The Financial Regulator’s investigation into unusual trading patterns connected to the malicious spreading of false rumours about Irish banks is making progress, chief executive Patrick Neary confirmed today.
Speaking the publication of the Regulator’s annual report for 2007, Mr Neary said there was “a lot of ground to cover” in the investigation. The “crescendo” of rumours has now died down, he added.
The false rumours under investigation are thought to be responsible for a 15 per cent fall in Anglo Irish Bank's share price on March 17th.
Mr Neary said the regulator was working with the Irish Stock Exchange to identify suspicious trades that breach market abuse laws.
He described the ongoing credit crisis has is the "most serious and prolonged disruption" to the financial system in decades and warned that it would continue for some time yet.
In response to the crisis the Regulator has required banks to submit weekly - as opposed to quarterly - liquidity reports.

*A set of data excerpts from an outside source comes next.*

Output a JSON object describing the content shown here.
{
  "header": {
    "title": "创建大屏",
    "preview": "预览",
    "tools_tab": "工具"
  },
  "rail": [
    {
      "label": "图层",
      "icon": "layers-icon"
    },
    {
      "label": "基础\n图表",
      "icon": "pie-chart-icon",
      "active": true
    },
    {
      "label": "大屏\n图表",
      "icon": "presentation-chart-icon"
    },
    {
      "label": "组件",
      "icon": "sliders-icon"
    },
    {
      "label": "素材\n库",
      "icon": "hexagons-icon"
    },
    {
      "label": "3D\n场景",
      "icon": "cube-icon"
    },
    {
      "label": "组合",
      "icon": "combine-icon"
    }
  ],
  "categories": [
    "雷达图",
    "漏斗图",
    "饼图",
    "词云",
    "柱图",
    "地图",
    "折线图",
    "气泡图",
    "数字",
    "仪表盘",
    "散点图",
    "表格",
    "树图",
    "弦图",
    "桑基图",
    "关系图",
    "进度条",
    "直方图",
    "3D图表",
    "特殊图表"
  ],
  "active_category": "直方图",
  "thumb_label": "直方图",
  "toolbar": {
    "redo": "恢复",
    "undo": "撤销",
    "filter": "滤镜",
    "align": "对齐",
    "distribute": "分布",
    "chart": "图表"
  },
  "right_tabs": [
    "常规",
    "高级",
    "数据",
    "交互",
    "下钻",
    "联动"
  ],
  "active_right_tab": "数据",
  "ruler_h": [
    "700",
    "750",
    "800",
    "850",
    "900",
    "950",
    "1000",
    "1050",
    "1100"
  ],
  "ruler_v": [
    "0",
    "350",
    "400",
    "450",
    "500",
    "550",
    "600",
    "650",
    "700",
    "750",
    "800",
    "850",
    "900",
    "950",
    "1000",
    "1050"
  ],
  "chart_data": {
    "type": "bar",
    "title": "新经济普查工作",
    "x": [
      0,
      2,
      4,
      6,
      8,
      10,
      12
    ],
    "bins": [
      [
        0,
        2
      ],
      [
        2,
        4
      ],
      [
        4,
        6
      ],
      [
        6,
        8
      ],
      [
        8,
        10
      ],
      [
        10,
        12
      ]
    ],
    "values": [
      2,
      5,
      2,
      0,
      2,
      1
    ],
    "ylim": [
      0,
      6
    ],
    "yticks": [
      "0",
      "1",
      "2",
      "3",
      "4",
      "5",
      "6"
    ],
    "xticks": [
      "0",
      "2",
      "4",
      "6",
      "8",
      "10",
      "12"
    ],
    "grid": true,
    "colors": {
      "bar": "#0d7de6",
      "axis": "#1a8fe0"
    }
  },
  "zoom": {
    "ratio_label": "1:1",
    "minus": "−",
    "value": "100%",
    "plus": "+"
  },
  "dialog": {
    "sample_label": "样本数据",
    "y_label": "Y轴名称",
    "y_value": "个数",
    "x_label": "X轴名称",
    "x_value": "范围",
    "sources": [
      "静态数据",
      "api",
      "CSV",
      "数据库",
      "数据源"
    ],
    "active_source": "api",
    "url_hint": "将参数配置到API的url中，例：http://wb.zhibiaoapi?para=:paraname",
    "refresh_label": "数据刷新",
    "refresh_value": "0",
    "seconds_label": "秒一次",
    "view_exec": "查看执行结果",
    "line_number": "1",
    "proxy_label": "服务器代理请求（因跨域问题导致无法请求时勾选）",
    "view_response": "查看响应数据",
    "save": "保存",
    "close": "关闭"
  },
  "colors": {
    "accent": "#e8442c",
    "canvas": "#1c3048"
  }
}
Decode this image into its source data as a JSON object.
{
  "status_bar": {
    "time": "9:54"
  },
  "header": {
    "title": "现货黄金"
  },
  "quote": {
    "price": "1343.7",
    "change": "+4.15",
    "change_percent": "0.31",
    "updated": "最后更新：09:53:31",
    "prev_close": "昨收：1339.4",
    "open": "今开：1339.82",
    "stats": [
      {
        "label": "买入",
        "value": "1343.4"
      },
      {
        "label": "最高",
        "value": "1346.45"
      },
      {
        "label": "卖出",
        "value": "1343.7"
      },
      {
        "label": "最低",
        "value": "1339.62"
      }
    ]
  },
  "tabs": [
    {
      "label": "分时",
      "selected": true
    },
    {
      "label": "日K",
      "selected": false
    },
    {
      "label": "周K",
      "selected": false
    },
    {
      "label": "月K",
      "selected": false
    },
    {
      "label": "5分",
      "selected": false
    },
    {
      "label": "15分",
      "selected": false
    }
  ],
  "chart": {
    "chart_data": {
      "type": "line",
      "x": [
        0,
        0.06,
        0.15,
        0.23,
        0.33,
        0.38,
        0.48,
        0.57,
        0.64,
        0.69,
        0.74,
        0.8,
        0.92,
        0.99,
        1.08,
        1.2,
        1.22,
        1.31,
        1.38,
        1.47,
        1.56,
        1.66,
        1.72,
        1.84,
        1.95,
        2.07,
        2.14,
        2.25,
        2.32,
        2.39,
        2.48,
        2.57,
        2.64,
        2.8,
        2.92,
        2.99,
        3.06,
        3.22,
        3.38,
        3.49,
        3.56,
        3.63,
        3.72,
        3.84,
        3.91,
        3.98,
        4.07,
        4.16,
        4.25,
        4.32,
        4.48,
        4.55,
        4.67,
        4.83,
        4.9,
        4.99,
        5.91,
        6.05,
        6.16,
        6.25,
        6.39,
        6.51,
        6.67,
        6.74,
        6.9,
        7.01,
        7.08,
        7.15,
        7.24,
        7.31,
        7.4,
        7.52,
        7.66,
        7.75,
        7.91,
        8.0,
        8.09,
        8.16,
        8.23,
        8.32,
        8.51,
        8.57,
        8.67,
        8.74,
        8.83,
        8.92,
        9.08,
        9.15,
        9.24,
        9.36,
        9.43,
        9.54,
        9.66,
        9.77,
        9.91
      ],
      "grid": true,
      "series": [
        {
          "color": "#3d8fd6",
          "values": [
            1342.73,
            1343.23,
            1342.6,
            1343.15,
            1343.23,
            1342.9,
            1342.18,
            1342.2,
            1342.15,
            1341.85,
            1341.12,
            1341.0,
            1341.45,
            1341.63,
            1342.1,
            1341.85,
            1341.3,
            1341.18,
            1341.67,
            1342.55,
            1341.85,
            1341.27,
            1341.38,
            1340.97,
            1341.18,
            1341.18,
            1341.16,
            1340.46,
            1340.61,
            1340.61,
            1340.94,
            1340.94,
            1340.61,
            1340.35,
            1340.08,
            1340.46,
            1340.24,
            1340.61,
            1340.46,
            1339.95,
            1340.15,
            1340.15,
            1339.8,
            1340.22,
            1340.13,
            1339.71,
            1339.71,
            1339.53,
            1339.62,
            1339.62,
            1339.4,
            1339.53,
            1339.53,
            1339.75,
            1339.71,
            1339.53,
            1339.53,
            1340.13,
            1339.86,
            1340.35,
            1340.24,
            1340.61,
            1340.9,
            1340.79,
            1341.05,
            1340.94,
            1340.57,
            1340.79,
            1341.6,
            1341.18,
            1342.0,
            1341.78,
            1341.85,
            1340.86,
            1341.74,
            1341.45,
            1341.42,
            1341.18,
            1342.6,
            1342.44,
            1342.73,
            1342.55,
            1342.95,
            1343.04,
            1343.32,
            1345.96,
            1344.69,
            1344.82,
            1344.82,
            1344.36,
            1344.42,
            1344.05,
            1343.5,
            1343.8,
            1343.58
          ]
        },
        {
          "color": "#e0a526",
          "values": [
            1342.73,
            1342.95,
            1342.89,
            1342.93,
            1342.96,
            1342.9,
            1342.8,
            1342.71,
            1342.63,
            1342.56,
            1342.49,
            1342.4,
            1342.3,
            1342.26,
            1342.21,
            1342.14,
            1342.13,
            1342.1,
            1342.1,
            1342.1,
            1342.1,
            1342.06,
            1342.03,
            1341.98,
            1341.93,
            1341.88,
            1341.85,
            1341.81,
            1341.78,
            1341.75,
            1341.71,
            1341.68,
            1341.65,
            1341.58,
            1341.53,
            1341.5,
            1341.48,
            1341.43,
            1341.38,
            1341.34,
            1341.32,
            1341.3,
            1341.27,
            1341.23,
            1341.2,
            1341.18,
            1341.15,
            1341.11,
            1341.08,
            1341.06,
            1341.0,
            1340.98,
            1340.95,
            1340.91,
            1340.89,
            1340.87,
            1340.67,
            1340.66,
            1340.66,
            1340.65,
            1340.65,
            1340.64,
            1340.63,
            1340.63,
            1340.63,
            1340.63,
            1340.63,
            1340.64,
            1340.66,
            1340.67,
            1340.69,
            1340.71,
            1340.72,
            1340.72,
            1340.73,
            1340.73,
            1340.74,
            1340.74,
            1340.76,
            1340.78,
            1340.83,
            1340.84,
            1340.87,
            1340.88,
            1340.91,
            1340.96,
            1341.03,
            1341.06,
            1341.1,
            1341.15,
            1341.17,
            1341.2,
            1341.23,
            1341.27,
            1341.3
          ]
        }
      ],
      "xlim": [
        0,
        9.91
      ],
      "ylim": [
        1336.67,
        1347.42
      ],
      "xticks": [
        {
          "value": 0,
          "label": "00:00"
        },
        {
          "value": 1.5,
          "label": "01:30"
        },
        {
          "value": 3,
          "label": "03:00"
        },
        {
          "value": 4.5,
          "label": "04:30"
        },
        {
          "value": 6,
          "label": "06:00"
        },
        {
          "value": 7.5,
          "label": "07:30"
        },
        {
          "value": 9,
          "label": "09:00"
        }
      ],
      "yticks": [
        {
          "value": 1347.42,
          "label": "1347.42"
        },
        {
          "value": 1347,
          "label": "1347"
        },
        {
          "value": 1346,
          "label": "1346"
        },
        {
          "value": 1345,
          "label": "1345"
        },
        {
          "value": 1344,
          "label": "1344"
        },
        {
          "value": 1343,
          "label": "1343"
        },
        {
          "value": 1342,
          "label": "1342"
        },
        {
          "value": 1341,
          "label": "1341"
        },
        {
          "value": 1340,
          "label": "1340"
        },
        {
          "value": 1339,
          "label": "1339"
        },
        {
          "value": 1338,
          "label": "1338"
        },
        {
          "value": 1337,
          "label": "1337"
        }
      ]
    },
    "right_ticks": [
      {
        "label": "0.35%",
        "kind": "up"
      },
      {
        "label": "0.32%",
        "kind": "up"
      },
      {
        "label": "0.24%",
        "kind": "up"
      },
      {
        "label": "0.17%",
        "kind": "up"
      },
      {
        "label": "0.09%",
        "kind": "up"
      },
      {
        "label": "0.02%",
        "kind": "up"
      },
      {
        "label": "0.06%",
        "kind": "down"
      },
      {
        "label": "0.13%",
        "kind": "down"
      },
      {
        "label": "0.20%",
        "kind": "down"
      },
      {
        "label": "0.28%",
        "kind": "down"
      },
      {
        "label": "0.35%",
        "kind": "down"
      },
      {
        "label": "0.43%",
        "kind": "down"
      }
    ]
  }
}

"As the liquidity issues have persisted this interaction has intensified in terms of our contact with firms and other regulators", he said.
Given the increase in the cost of credit Mr Neary also urged consumers to "think carefully about future affordability and to examine all credit options" before securing a loan.
He said lenders were now required under statutory consumer protection to only provide products suitable for their customers.
Although this move was designed to protect consumers Mr Neary admitted that it may result in some people being refused credit.
"While this is difficult for consumers in the short term it is much better than having a situation where a customer takes on a loan they simply cannot afford to repay," he said.
For consumers who find themselves in difficulty Mr Neary advised them to contact their lender as soon as possible.
"The sooner a problem is identified, the easier it is to find a better repayment schedule." He cautioned against rushing to consolidate debts into one loan.
"These offers can look tempting but can be much more expensive over the life of the loan. Institutions are obliged to point out these additional costs to their customers."
Last year the Regulator analysed over 65,000 financial returns and visited the offices of 500 firms.